6番町学園の教師 作:しがない22/7ファン
さて今日はなんの日かというとメンバーみんなへ初のサプライズをする日だ。
場所はライブをしている場所、時間は最後の曲が終わったと同時に、方法は後ろの大型スクリーンに映すのだ。
そう、アイドルファンならわかるかもしれないがライブでの恒例行事サプライズ重大報告だ。

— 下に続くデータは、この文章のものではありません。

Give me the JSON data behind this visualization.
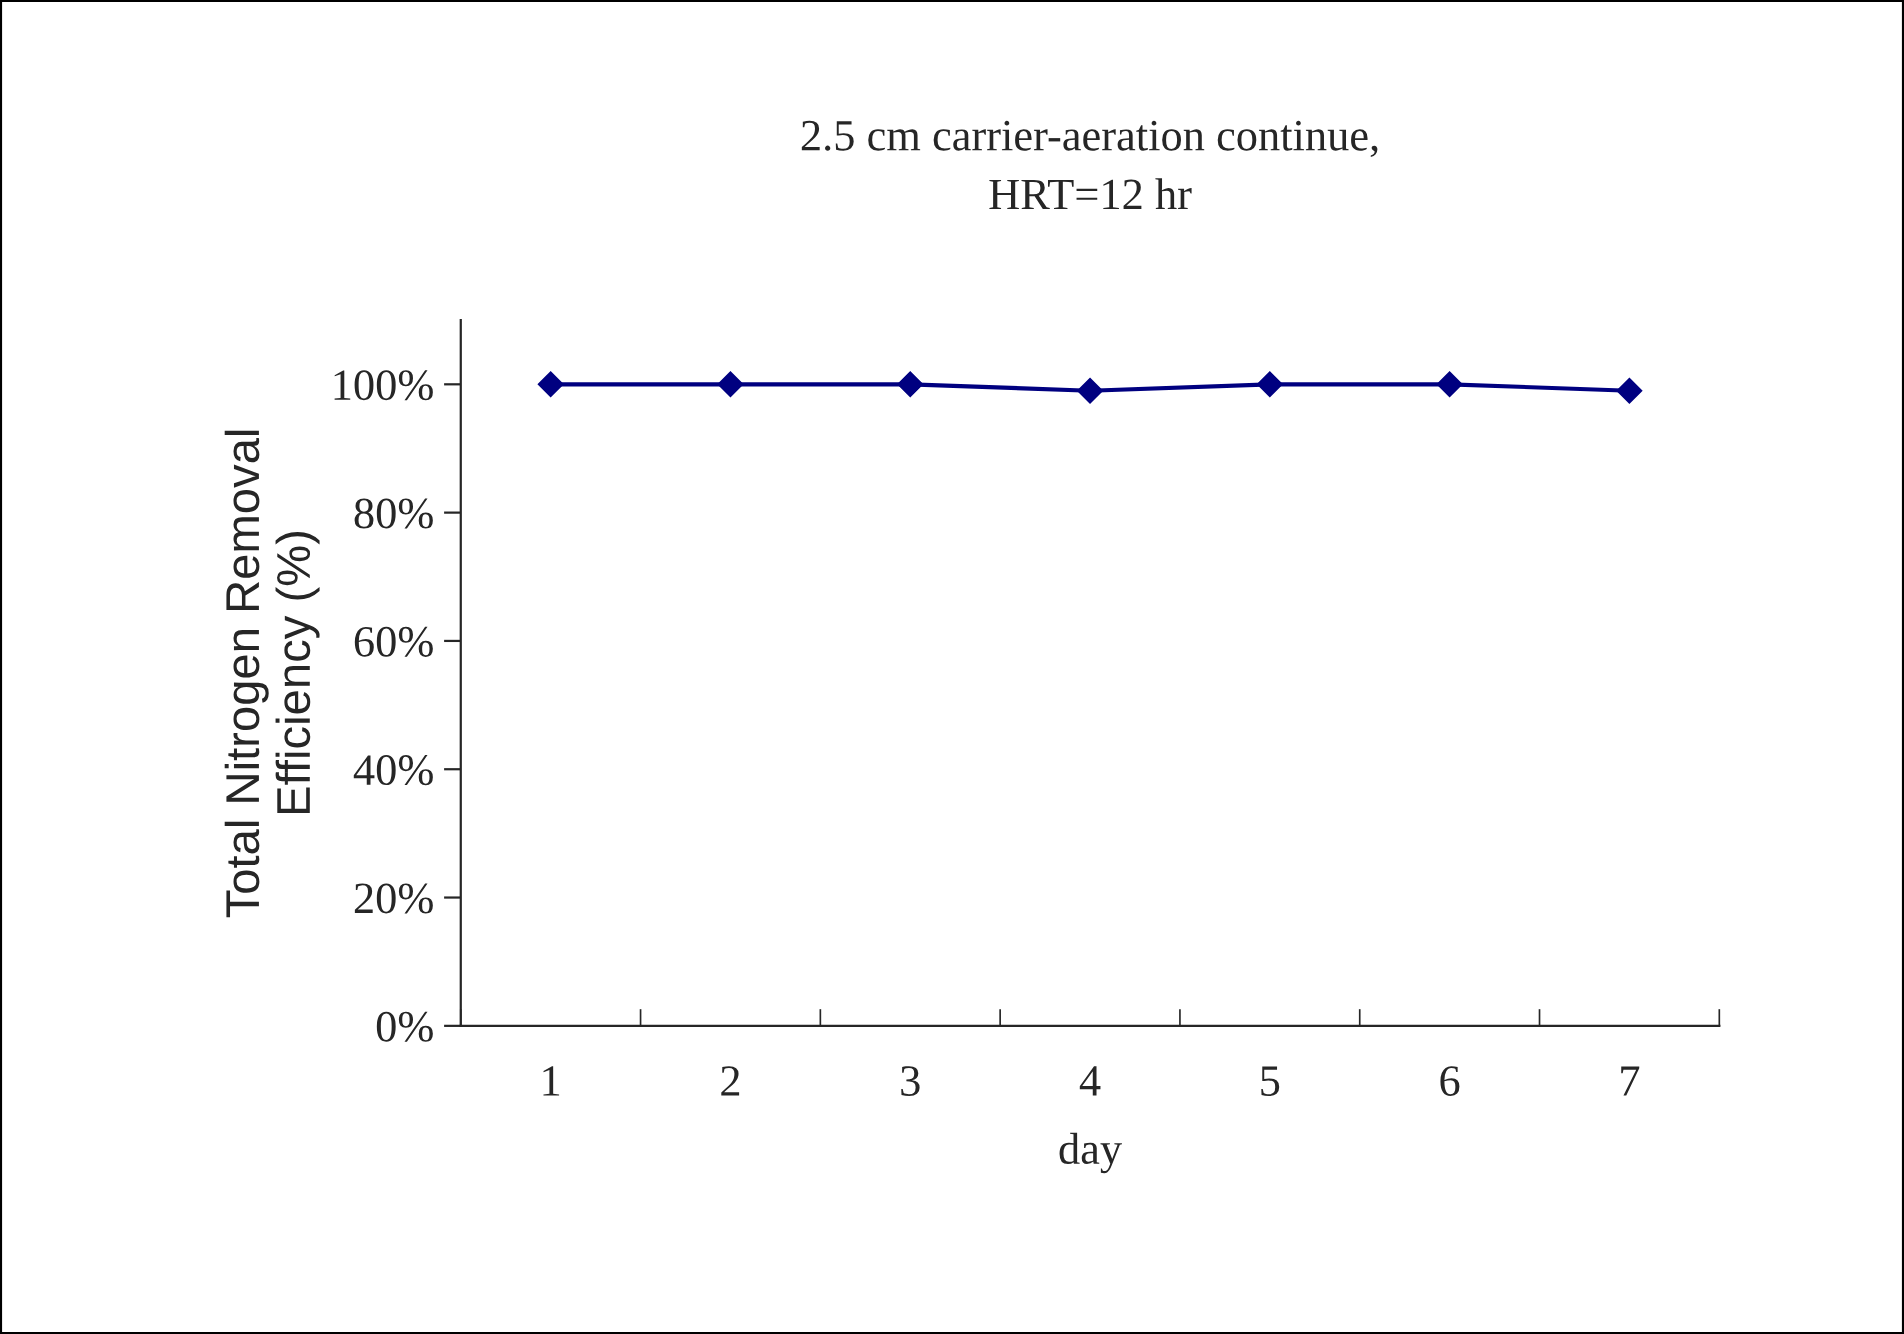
{
  "chart_data": {
    "type": "line",
    "title": "2.5 cm carrier-aeration continue,\nHRT=12 hr",
    "xlabel": "day",
    "ylabel": "Total Nitrogen Removal\nEfficiency (%)",
    "categories": [
      "1",
      "2",
      "3",
      "4",
      "5",
      "6",
      "7"
    ],
    "series": [
      {
        "color": "#000080",
        "values": [
          100,
          100,
          100,
          99,
          100,
          100,
          99
        ]
      }
    ],
    "ylim": [
      0,
      110
    ],
    "yticks": [
      {
        "value": 0,
        "label": "0%"
      },
      {
        "value": 20,
        "label": "20%"
      },
      {
        "value": 40,
        "label": "40%"
      },
      {
        "value": 60,
        "label": "60%"
      },
      {
        "value": 80,
        "label": "80%"
      },
      {
        "value": 100,
        "label": "100%"
      }
    ],
    "marker": "diamond",
    "line_style": "solid",
    "grid": false,
    "legend": false
  }
}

これをするために今日のライブをしたと言っても過言ではない。
そんなわけで今俺はライブの準備で忙しいのだ。
「みんな、そろそろリハの時間だ。行くぞ」
「は〜い」
俺は控え室にいるみんなを呼び、リハをさせる。
うん……良い出来だ。
「俺は少し用事があるから少し離れるがあまりやりすぎないようにな、麗華頼んだぞ」
「はい、わかりました」
俺は音源などを調節する部屋に入った。
「調子はどうですか?」
そう聞くと部屋にいた男の人が振り返る。
「あ、マネージャーさん、オールオッケーです。例のやつもいつでもいけます」
「それなら良かったです、本番は最後の曲が終わってメンバーの挨拶が終わる寸前にメインモニターに出してください」
「分かってます」
「それじゃあ本番もお願いします、後これもし音源とか動画が動かなかったらこのUSBのデータを使ってください」
「これは、これは、ありがとうございます。これで心配事がなくなりました」
男の人は嬉しそうに笑みを溢す。
「いえ、これも私の仕事なので」
そう言って俺は部屋を出た。
メンバーは控え室に戻ったようだ。
「後5分だな」
俺は手元の時計を見て観客の案内開始時刻を確認する。
「こちら藤生です、そろそろ案内班は配置についてください」
『こちら案内班了解です』
俺は無線で案内班と連絡を取り最後の動きを確認する。
そして俺は問題なく案内が始められたのを確認し、メンバーの控え室へ向かう。
「みんなの藤生だ。入っても良いか?」
「大丈夫やで〜」
そう言いながら都が扉を開けてくれた。
「みんな今さっき観客は入った。本場まで1時間を切り始めた、そろそろ切り替えてくれ」
「「ハイッ」」 「………」
メンバーは元気に返事をした。1人を除いては。
「どうしたんだみう?元気ないぞ」
そう返事をしていなかったのはみうだ。
「体調でも悪いのか?」
「いえ……そうじゃないんです」
みうは軽く首を横の振る。
「それじゃあどうしたんだ?」
「お客さんの視線が怖くて……」
「なるほどなぁ、確かに大勢の人の前で踊るのは緊張するよな」
「はい、こんな私でも良いのかなって……」
「ならこう考えろ、みうを見に来たお客さんはどんなみうでも嬉しいんだ。そのままのみうでいれば大丈夫、そうじゃない人はみうじゃなくて他のメンバーを見てるから大丈夫だ」
「先生……わかりました、もう大丈夫です」
みうはそう言いながらこちらを見る、その顔はさっきよりだいぶマシになった。
「それなら良かった、それにこれは最終手段だけどこう考えろ“ミスをしても気付くのはスタッフとメンバーだけ”まぁ大体の人はミスに気づかないさ、それに気づくほどのミスをしたのなら後でエピソードトークのネタにしとけ」
「わかりました」
「他のみんなもいざとなったらこう考えるんだよ〜」
「まぁ参考にするわ」
ニコルは柔軟をしながらそう言う。
そんなこんなで話をしているとある連絡が無線で届く。
「ほらみんなステージ脇にスタンバイしろ〜時間だ」
俺とみんなはステージ脇に移動を始めた。